Treading in the footsteps of Hitler, Trump has desecrated the temple of American democracy.
In a beer garden scene in Bob Fosse’s 1972 movie of the stage musical Cabaret, set in Germany in the 1930s, a blonde teenage boy stands among the tables and sings in a pure, clear voice of sunny meadows and stags running free in the forest.
As the camera pans down from the young man’s face to reveal a uniform and a swastika armband, and the lyrics turn to glories ahead, charmed diners rise in ones and twos to join in. First an accordion, then brass and drums join a rising crescendo of voices. Everyone is utterly enraptured.
The scene is short but mesmerising. It grabbed my attention when I first saw it years ago, and has never left me. The pull of a group, the fear of not belonging, the power of a charismatic leader are all embodied here.
Regular German citizens in those times felt the nation under Adolf Hitler was in excellent hands. And so it seemed to many Americans early in Donald Trump’s presidency, impressed by his anti-Washington rhetoric, his election win, his strongman persona and a growing economy.

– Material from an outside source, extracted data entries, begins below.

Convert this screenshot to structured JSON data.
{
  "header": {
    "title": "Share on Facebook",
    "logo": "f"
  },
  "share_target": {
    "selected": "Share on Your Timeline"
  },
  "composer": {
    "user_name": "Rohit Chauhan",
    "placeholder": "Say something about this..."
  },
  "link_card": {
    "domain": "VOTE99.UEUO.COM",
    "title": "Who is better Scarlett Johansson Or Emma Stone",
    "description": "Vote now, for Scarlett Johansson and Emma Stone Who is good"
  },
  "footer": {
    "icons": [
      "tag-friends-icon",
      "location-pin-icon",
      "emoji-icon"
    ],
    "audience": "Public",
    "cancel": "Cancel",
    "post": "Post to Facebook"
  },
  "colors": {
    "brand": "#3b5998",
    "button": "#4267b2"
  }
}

The neat, clean and confident Germany of that Cabaret scene lay in ruins 12 years later, with millions killed in a savage war and its Führer dead, victim of his own megalomania. Trump’s dream lasted just four years, cut short by COVID-19 – a dark cloud for the world but a silver lining for American democracy.
Trump was unlucky to be hit by a pandemic in his re-election year, but he made things worse by not taking it seriously, a failure he shared with populist leaders elsewhere. The shocking attrition rate in the US breached his aura of invincibility and killed his re-election chances.
But the death blow to his reputation was entirely self-administered. “Will be wild,” Trump tweeted ahead of his “Save America March”, and he was not wrong. But the invasion of Congress, stoked by Trump’s rambling speech to avid supporters, was his political suicide.
“We won this election, and we won it by a landslide,” he told his cheering, jeering audience. “We will never concede; you don’t concede when there’s theft involved… You will have an illegitimate president… and we can’t let that happen.”
“After this… and I’ll be there with you… we’re going walk down to the Capitol, and we’re going… to try and give [senators and representatives] the kind of pride and boldness that they need to take back our country.”
In his speech Trump regurgitated the same claims about voter fraud that formed the basis of 60-odd legal suits by the president’s lawyers. All were thrown out by state and federal judges – many of them his own appointees – because there was no evidence to support them.
The president didn’t go with his people to the Capitol as he said he would. Instead he was whisked away in a bulletproof car to a secure White House, where he watched events unfold on television.
It was well known many days ahead that the rally was happening. But amazingly Trump’s riotous mob was able to advance with relative ease through the Capitol’s front entrance and force its way into the Senate and House chambers, vandalising their contents and terrorising elected officials and others who worked there, before they were finally removed.
Trump claimed later that he “immediately” deployed federal reinforcements, but they arrived well over an hour after the breach, when the damage had already been done. The thing is, a government’s response to a riot is bound to be half-baked when its own commander-in-chief instigated it.
Reading the text of a Trump speech, including the one that led to this first breach of the Capitol in over 200 years, you wonder how it could inspire anyone. But watching it you can feel the cult leader’s extraordinary self-belief working on his audience. The rapt crowd wants what he says to be true, and so it is.
Trump leaves office in eight days, but this story has a way to go. After the riot House speaker Nancy Pelosi said he was “unhinged”, and Harvard psychiatrist Lance Dodes diagnosed a delusional psychopath who will become increasingly unstable in post-presidential life. But none of that absolves him from responsibility for the desecration of the Capitol.
Of all the options for his premature departure – resignation, Article 25 suspension, or congressional impeachment and conviction – only the latter stops him from standing in the 2024 election. For many, especially Republican senators who fear for their party’s future under Trump, that would surely have a lot of appeal.